More to the point, do people denied a job as a professor at a university have no injury, because they could perfectly well disseminate their research and profess whatever they want to profess on their own?
Speaking officially, from the well of a legislature, is different in kind from talking privately over the phone. It is public, is subject to a record, and adds gravitas. And while opponents don’t have to take a call, they have to allow and at least pretend to listen to a speech.
In other words, she might have persuaded enough of the other legislators to change their votes that her vote would indeed matter.
More evidence Blackman isn’t very smart:
“Justice Kagan did not join this opinion for good reason.”
Why would Kagan join an opinion she voted against, genius?
You're misreading it. We don't know how Kagan voted, and the only opinion was the dissent by KBJ; it's that opinion that he's saying Kagan didn't join.
Blackman of course presents this in hyperbolic and dishonest terms, but I do think the majority is right. It would be a good bright-line rule that blocking a state representative's legislative vote and debate is an irreparable harm. The Constitution's demand of a republican form of government, while itself perhaps generally non-justiciable, should certainly inform decisions made in equity.
Jackson's need for a record showing specific harm at this stage is overly-formalist.
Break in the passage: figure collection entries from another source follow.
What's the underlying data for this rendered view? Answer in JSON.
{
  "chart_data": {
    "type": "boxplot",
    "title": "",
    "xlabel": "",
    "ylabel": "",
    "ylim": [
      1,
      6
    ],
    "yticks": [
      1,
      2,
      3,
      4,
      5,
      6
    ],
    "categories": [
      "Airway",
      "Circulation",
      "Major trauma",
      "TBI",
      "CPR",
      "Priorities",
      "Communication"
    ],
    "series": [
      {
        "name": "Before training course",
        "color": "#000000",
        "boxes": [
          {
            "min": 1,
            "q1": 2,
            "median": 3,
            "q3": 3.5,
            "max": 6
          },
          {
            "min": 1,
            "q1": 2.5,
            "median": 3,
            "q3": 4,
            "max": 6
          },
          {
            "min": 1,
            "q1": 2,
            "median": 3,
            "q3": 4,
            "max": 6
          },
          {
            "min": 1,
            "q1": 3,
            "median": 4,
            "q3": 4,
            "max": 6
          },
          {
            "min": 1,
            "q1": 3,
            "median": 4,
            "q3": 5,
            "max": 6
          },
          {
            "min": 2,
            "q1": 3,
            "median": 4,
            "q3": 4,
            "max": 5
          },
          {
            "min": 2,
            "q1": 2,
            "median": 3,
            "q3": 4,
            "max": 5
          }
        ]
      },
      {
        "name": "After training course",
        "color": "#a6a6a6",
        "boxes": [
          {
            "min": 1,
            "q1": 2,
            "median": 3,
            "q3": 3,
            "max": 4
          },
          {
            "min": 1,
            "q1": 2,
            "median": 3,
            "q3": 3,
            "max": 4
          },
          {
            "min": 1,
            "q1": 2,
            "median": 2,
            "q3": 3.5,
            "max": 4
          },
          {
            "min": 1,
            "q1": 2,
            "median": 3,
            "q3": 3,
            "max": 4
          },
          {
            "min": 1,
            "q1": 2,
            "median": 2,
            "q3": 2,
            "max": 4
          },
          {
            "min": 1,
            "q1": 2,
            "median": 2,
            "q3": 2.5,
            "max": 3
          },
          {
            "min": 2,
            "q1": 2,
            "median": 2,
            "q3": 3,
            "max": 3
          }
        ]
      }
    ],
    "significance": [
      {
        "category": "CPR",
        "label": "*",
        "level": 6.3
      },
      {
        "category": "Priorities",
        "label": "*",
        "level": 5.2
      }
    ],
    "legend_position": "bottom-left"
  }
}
A judge, well-versed in civics, should be able to notice the importance of not only casting the vote and being heard in debate, but the collateral effects. A member's unavailability may affect partisan horse-trading, committee negotiations, other members seeking legislative sponsorship, and so forth. I could see such a demand upon full briefing but for emergency relief there's a clear basis for irreparable harm.
Jackson and Soto of course knew they were on the wrong end of the vote. I doubt either of them would want a general rule that demands a high standard of proof for emergency relief in such a situation. I think several state legislatures would immediately start abusing it, and probably not to the advantage of Democrats.
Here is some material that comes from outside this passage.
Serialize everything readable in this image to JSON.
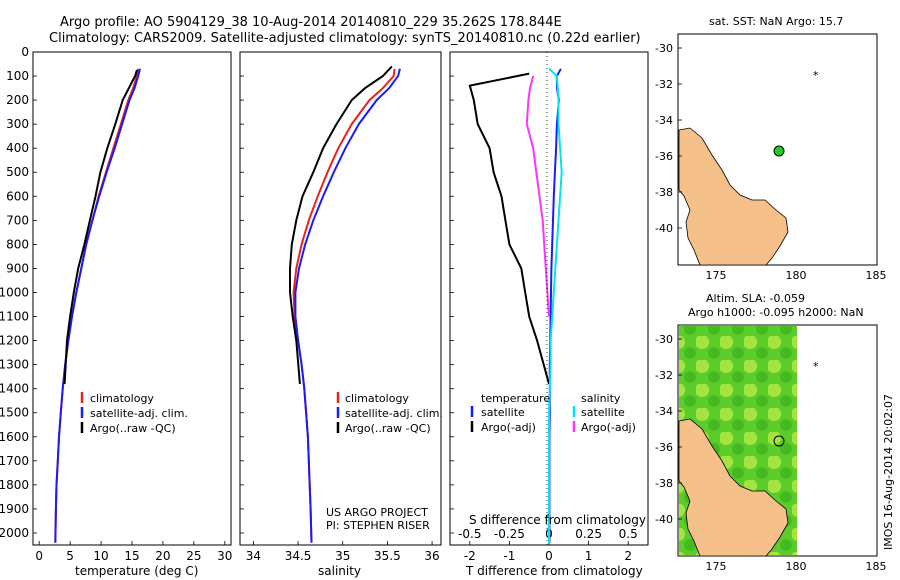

I can appreciate the temptation to go full-bore partisan in these times - even if only to offset Alito and Thomas - but I can't get behind it.
Jackson didn't ask for a record showing harm; she asked for an allegation that harm was imminent, which is the sine qua non for emergency relief.
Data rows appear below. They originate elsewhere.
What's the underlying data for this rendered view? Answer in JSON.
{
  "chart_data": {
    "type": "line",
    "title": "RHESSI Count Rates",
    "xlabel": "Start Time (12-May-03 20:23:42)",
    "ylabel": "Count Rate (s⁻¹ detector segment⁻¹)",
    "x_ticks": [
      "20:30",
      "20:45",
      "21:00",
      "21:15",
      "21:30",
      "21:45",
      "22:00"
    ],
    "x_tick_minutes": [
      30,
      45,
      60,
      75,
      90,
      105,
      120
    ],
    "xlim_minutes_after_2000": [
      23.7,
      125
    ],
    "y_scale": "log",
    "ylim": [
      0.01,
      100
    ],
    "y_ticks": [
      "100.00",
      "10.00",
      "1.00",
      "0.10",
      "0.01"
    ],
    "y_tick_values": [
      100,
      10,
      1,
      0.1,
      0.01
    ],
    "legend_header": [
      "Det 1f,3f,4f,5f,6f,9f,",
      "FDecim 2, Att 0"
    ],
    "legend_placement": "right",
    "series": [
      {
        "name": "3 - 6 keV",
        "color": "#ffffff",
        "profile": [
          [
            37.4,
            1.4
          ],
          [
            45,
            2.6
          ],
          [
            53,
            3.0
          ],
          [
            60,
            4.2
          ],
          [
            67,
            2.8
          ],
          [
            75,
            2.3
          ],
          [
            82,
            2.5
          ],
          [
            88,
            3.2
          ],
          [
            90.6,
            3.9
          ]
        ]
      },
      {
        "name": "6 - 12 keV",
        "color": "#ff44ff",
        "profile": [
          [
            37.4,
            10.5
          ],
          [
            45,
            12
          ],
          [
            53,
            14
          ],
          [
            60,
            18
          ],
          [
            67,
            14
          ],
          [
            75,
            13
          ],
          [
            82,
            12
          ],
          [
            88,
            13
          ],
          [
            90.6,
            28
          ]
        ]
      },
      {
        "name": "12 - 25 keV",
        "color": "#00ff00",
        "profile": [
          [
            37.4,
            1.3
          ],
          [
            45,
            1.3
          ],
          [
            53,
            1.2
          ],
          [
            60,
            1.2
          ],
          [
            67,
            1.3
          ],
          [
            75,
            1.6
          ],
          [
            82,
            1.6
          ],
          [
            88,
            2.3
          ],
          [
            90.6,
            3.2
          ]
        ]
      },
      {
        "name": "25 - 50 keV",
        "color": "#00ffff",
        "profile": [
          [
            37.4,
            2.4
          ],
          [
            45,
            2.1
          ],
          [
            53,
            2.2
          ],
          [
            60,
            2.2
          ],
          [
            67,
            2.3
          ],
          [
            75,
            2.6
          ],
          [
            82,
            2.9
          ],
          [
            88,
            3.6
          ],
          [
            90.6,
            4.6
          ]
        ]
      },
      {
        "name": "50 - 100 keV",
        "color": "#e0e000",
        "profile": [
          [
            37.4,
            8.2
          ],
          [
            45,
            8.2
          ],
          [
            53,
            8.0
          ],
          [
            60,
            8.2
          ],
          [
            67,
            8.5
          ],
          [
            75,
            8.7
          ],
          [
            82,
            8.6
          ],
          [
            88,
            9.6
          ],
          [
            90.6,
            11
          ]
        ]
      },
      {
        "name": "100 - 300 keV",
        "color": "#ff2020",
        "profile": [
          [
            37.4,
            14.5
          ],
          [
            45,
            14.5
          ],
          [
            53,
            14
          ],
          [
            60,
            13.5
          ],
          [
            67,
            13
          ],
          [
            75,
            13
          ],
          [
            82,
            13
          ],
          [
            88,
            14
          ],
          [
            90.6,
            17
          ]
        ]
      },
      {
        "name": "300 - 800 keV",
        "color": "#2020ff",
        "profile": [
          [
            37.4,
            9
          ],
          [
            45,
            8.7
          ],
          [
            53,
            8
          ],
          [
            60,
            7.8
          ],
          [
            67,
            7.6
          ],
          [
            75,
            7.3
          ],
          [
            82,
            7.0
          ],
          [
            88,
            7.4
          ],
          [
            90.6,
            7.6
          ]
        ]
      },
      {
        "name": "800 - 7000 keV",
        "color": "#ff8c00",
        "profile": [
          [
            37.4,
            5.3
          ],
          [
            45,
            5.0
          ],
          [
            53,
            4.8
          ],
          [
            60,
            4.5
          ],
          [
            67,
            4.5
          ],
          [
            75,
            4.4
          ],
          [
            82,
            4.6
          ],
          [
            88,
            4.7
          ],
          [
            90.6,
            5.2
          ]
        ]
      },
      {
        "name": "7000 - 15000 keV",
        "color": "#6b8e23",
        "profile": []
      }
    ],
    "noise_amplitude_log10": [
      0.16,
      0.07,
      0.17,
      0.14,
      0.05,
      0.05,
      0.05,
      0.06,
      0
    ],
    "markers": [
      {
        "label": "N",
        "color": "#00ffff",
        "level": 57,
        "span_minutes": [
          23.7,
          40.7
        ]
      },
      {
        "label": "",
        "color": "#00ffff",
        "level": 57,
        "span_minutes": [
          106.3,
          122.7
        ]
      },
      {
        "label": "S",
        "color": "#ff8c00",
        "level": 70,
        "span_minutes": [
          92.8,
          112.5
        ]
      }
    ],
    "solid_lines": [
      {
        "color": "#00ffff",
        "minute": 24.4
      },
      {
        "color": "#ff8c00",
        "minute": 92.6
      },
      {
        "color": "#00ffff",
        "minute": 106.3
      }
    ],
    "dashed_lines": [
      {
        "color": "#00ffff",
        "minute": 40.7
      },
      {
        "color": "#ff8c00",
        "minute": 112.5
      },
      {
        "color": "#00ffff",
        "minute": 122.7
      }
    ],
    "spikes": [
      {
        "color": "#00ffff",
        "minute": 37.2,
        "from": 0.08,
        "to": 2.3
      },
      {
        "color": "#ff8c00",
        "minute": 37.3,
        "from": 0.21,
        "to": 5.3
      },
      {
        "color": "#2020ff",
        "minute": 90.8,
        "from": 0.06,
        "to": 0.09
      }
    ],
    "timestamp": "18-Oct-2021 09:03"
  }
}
Isn't the harm self-evident?
The Constitution's demand of a republican form of government, while itself perhaps generally non-justiciable, should certainly inform decisions made in equity.
Depriving constituents of their elected voice in the Legislature is harm.
KJB created the new standard that an elected voice only counts if it's the deciding voice on a piece of substantial legislation.
All other duties of the Representative are irrelevant and depriving a voter of those isn't disenfranchising them.
Incorrect. Libby pled irreversible harm both in her statement of jurisdiction and section II (entitled, "It Is Undisputed Libby and Her Constituents Will Suffer Irreparable Harm Absent This Court’s Intervention"). Jackson demands specific assertions, which are a thing made on the record, not allegations, which are pled.
You cannot know what a vote will be ahead of the actual vote. Also, the suspension has no meaning outside this. Denial of democracy is just a frown face emoticon ???? ?
"Now go away, or I shall
tauntsuspend your speech and voting rights a second time!""It's ok to suspend voting because there are no upcoming votes where it will make a difference." So...what's the point of such a severe sanction?
It is hard to pick the most patently dumb Justice of my lifetime.But it could well be her.